Multiple comparisons for parameter significance in a sparse high dimensional regression model I have a regularized linear regression model with a large number of parameters (~100,000) that has been optimized using a sparse fitting algorithm (coordinate descent with early stopping).  The model parameters and prediction accuracy were cross-validated using repeated random subsampling.  I want to assess the statistical significance of individual parameters using the t-ratio (mean coefficient divided by standard deviation of the resampled estimates).  Is correction for multiple comparisons appropriate in this case and if so is it appropriate to select only the non-zero weights for significance testing?  Correction for multiple comparisons of individual regression parameters does not seem to be a common practice (e.g., correcting for testing significance of multiple main effects in ANOVA).
 A: In the context of model selection, hypothesis tests can be used either for the (a) selection of the model, or (b) the verification of selected predictors.
Case (a) includes forward/backward/step-wise procedures, which are very common. These procedures however, do not try to account for the massive amount of hypotheses being tested along the way, so they do not really provide the type I error rate you might expect. A "model growth" approach that does try to control for the massive amount of hypotheses being tested, can be found (for instance) in  Benjamini, Gavrilov- A simple forward selection procedure based on false discovery rate control.
In case (b), you have already selected a subset of predictors and then wish to verify if they are indeed significant. Note however, that these procedures, answer different questions; It is possible that you will get a smaller prediction error by omitting a significant predictor. It is also possible that adding a non significant predictor will improve your generalization error (if you have multicollinearity for instance). For these reasons, if you are only interested in prediction (and not in "explanation"), there is indeed no need for hypothesis testing.  To the best of my knowledge (I might easily be wrong), properly controlling the type I error, after variable screening using cross-validation is an open question.

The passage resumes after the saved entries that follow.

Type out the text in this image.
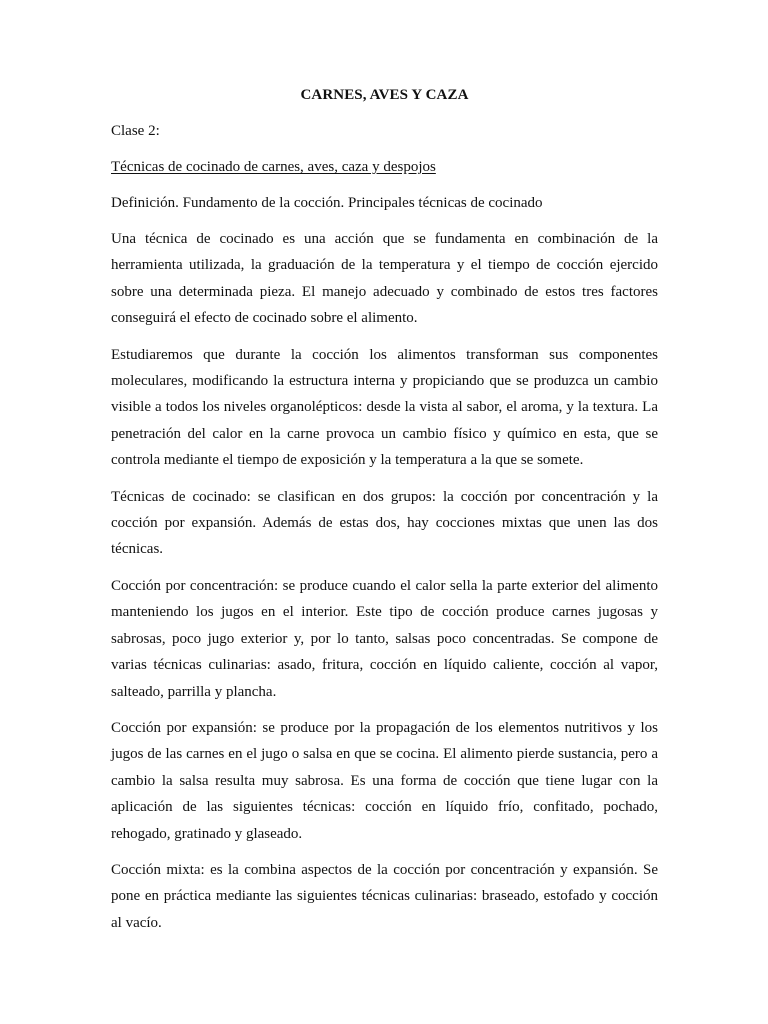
CARNES, AVES Y CAZA
Clase 2:
Técnicas de cocinado de carnes, aves, caza y despojos
Definición. Fundamento de la cocción. Principales técnicas de cocinado

Una técnica de cocinado es una acción que se fundamenta en combinación de la herramienta utilizada, la graduación de la temperatura y el tiempo de cocción ejercido sobre una determinada pieza. El manejo adecuado y combinado de estos tres factores conseguirá el efecto de cocinado sobre el alimento.

Estudiaremos que durante la cocción los alimentos transforman sus componentes moleculares, modificando la estructura interna y propiciando que se produzca un cambio visible a todos los niveles organolépticos: desde la vista al sabor, el aroma, y la textura. La penetración del calor en la carne provoca un cambio físico y químico en esta, que se controla mediante el tiempo de exposición y la temperatura a la que se somete.

Técnicas de cocinado: se clasifican en dos grupos: la cocción por concentración y la cocción por expansión. Además de estas dos, hay cocciones mixtas que unen las dos técnicas.

Cocción por concentración: se produce cuando el calor sella la parte exterior del alimento manteniendo los jugos en el interior. Este tipo de cocción produce carnes jugosas y sabrosas, poco jugo exterior y, por lo tanto, salsas poco concentradas. Se compone de varias técnicas culinarias: asado, fritura, cocción en líquido caliente, cocción al vapor, salteado, parrilla y plancha.

Cocción por expansión: se produce por la propagación de los elementos nutritivos y los jugos de las carnes en el jugo o salsa en que se cocina. El alimento pierde sustancia, pero a cambio la salsa resulta muy sabrosa. Es una forma de cocción que tiene lugar con la aplicación de las siguientes técnicas: cocción en líquido frío, confitado, pochado, rehogado, gratinado y glaseado.

Cocción mixta: es la combina aspectos de la cocción por concentración y expansión. Se pone en práctica mediante las siguientes técnicas culinarias: braseado, estofado y cocción al vacío.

Concluding- if you decided you do need hypothesis testing for the purpose of interpretation, consider doing it from the start and not after a cross-validation screening. Otherwise, there are many heuristics, but no guarantee on the type I error rate.
A: I am not an expert in this area. But as far as I know, as mentioned in the previous answer, statistical inference in regularized models like LASSO is very much an open question. Relatively few papers deal with the inference part of regularized regression models (most are concerned with predictive properties). The paper P-Values for High-Dimensional Regression by Meinshausen  et al. may be of interest to you.